Le dernier Rapport sur la dette internationale de la Banque mondiale révèle une aggravation sans précédent de la charge de la dette extérieure des pays en développement. Entre 2022 et 2024, ces pays ont versé 741 milliards de dollars de plus en remboursements qu’ils n’ont reçu de nouveaux financements, soit l’écart le plus important observé depuis 50 ans.
Malgré un léger répit lié à la baisse des taux et au retour sur les marchés obligataires, la situation reste critique. En 2024, les pays en développement ont restructuré 90 milliards de dollars de dette, un record depuis 2010, et bénéficié d’un apport net de 80 milliards provenant des investisseurs obligataires. Mais ce financement reste très coûteux : les taux d’intérêt avoisinent les 10 %, presque le double d’avant 2020.
La dette extérieure totale des pays à revenu faible et intermédiaire a atteint en 2024 un niveau inédit de 8 900 milliards de dollars, dont 1 200 milliards pour les pays éligibles aux financements de l’IDA. Les paiements d’intérêts ont atteint un montant historique de 415 milliards de dollars, au détriment des dépenses essentielles en éducation, santé et infrastructures. Dans les pays les plus endettés, la moitié de la population ne peut même pas accéder à une alimentation suffisante.
La Banque mondiale demeure la principale source de financements concessionnels : en 2024, elle a fourni 18,3 milliards de dollars de financements nets aux pays IDA, accompagnés de 7,5 milliards de dons, deux niveaux record.

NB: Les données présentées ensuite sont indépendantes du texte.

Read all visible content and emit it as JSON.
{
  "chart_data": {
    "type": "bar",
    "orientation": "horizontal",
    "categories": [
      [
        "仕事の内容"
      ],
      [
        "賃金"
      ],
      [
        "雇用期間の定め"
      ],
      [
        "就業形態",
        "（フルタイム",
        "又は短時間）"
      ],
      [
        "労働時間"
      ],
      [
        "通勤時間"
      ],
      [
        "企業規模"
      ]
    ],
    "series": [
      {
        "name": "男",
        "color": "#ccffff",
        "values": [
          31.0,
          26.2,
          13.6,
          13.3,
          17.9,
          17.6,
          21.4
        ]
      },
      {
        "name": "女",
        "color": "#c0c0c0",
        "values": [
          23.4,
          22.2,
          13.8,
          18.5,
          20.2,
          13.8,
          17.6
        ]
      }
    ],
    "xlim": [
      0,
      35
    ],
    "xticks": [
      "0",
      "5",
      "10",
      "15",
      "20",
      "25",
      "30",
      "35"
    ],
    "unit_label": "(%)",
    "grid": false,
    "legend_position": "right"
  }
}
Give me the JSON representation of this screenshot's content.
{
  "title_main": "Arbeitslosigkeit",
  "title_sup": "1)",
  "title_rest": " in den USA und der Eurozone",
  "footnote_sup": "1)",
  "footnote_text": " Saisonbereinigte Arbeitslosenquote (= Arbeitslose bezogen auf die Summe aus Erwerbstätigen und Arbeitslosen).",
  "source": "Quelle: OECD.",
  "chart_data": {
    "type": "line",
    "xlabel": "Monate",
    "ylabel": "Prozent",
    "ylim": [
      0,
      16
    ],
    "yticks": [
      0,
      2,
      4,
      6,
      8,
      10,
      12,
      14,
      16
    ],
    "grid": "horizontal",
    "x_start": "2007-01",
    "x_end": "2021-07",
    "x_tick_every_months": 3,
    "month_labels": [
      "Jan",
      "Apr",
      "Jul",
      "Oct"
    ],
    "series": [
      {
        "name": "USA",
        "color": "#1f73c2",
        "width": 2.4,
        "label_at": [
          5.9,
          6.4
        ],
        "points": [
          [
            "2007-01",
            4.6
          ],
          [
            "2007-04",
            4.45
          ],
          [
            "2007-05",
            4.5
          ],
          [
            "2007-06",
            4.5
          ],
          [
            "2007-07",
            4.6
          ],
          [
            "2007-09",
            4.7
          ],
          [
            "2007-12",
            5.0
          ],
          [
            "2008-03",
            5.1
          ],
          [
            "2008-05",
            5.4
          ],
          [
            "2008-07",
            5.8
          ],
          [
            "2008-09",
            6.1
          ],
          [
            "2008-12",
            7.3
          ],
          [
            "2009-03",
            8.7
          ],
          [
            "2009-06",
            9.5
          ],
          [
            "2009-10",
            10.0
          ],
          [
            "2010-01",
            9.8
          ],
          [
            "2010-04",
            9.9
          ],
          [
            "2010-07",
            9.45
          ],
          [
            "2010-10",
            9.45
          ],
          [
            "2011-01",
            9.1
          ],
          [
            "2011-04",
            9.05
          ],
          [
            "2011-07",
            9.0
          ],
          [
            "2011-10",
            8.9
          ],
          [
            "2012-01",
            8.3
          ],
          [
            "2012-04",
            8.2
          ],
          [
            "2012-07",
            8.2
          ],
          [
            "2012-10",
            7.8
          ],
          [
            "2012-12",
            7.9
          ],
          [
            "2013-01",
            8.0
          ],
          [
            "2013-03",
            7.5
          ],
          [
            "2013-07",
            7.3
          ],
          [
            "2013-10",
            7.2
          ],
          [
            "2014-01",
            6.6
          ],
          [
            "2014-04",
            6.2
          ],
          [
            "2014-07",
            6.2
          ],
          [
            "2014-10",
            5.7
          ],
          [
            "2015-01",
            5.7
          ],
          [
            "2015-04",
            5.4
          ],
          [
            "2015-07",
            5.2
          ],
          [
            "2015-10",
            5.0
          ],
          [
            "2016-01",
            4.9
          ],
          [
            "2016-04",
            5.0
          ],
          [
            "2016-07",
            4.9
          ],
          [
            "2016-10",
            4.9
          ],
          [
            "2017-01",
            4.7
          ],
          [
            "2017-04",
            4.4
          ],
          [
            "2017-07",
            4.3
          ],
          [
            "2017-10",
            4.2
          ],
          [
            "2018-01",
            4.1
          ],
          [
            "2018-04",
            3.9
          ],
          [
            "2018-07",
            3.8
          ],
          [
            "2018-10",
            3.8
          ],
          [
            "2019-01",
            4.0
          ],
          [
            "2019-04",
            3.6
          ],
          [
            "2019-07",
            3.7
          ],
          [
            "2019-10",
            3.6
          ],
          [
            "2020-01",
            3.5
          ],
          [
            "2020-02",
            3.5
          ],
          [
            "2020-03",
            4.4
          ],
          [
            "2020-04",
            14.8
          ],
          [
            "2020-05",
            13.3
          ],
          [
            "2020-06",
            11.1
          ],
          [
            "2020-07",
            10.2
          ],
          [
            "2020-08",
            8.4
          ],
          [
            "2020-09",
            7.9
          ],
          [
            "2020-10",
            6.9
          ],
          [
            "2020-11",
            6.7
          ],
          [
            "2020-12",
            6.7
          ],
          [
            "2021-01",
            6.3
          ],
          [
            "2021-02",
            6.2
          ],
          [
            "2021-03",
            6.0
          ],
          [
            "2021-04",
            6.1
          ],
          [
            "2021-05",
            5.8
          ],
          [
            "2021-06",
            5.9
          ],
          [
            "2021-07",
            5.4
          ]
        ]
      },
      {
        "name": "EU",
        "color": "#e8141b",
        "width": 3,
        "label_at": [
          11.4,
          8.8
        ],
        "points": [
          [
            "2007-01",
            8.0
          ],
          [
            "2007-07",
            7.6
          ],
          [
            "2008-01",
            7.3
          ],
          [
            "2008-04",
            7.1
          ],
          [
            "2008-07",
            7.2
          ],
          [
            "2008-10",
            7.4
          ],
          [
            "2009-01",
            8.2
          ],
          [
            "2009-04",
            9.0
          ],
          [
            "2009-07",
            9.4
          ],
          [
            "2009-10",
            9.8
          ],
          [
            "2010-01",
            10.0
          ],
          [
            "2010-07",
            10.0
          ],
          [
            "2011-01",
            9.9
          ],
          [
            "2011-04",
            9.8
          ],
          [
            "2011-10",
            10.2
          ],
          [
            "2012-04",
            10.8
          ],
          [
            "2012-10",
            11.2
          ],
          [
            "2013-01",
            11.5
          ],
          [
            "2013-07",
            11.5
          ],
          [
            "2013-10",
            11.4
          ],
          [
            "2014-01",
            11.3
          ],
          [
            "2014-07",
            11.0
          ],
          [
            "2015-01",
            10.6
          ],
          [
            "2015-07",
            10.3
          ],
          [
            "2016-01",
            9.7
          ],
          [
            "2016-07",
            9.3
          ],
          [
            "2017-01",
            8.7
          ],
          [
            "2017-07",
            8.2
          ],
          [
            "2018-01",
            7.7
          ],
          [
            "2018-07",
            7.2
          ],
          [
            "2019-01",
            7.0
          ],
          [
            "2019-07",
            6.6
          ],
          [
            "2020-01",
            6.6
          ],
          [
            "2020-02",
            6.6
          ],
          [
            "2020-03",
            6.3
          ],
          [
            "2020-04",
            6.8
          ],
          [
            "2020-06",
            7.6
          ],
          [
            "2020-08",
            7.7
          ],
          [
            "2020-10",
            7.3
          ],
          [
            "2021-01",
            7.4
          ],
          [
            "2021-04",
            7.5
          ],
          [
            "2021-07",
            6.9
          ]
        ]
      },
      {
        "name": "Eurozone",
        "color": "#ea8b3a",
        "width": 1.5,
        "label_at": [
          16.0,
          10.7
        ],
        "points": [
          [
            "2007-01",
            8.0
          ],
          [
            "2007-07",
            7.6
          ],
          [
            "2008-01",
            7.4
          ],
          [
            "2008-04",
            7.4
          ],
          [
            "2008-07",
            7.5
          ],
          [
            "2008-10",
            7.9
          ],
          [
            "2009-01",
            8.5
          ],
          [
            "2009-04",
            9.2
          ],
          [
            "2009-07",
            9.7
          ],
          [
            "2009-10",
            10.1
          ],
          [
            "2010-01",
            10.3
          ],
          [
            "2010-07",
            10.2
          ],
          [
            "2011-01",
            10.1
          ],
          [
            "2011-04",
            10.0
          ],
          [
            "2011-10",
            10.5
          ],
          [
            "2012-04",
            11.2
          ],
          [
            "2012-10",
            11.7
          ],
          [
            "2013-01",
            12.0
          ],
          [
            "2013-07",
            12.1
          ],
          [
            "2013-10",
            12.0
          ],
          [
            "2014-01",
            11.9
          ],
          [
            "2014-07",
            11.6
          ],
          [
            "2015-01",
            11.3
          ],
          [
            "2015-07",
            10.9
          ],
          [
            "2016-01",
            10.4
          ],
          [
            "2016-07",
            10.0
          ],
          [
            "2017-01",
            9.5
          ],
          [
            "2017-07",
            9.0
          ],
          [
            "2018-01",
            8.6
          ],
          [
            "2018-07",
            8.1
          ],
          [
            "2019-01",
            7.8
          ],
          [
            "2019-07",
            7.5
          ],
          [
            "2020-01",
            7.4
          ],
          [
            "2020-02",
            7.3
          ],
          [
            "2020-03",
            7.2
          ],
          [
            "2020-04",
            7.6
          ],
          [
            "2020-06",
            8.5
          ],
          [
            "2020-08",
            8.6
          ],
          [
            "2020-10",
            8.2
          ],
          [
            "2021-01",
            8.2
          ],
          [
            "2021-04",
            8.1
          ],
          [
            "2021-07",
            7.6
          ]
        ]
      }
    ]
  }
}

Le rapport signale également une forte progression de la dette intérieure, qui dépasse désormais la dette extérieure dans plus de la moitié des pays étudiés. Cette évolution reflète une maturation des marchés financiers locaux, mais comporte aussi des risques, notamment l’éviction du secteur privé et le renchérissement du refinancement à court terme.
Enfin, l’analyse souligne les conséquences humaines dramatiques du surendettement : dans les 22 pays les plus vulnérables, 56 % de la population n’a pas accès à une alimentation saine, un chiffre encore plus élevé (près des deux tiers) dans les pays IDA les plus exposés.